The post was improved substantially through the mid-1850s. Lumber for floors or doors was shipped from Fredericksburg, as was glass for windows. New construction included a two-story quarters for the commanding officer and a one-story barracks for other officers, an adjutant’s office, a guardhouse, a new bakery and kitchens, as well as quarters for the fort’s laundresses. A civilian “parasite” settlement of gambling dens, stores, and saloons grew up about a mile north of the post. It was known as “Scabtown,” and became notorious for violence and vice.

The activity came to an end in 1859, when Fort McKavett was abandoned; there had been a decline in Indian trouble and most of the California traffic was taking a more southerly route. With the military gone, most of the civilians scattered, and the fort was allowed to deteriorate for almost a decade.
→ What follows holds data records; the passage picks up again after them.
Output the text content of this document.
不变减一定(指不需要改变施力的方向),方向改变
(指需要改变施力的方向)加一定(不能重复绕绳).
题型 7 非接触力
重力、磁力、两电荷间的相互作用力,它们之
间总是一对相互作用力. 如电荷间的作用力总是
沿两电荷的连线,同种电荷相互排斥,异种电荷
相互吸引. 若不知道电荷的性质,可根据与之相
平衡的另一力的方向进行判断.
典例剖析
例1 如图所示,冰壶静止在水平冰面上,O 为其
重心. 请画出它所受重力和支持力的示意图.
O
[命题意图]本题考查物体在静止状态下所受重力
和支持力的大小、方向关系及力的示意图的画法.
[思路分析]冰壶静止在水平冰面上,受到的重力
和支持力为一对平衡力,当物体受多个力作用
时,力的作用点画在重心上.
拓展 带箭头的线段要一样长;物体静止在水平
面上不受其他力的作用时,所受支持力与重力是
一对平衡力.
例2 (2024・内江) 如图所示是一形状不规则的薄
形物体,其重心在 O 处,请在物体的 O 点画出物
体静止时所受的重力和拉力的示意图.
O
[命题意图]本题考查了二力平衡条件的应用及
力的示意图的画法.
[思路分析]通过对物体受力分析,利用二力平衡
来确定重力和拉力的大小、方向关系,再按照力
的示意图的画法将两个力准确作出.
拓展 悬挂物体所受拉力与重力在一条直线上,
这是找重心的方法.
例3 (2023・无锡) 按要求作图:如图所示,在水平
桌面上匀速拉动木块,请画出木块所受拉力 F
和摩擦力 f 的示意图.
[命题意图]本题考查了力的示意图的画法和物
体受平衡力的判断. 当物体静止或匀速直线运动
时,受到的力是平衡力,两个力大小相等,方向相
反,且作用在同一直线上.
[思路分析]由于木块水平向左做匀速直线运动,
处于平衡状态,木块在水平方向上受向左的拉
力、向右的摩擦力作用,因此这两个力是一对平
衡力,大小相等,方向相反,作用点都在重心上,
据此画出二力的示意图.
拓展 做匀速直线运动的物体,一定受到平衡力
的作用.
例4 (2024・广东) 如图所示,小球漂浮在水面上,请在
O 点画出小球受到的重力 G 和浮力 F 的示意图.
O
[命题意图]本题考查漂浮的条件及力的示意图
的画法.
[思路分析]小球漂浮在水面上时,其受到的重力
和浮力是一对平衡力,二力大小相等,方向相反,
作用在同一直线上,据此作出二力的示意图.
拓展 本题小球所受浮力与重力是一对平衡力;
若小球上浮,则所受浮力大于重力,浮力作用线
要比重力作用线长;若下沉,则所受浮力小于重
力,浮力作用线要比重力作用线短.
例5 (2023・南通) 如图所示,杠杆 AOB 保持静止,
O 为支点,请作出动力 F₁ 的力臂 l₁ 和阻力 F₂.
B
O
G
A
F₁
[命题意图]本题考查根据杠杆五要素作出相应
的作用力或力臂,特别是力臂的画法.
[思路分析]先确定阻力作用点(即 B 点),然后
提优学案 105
During the Civil War, the emboldened Comanches made life very dangerous for settlers on the western frontier, and when peace had been restored between North and South, the U.S. Army reoccupied Fort McKavett.

Fort McKavett
It was the spring of 1868 when elements of the U.S. Army’s 4th Cavalry and 35th Infantry arrived at Fort McKavett. The post was described as “one mass of ruins” with only one habitable house, the former commanding officer’s quarters. The troops lived in tents while repair and new construction were undertaken.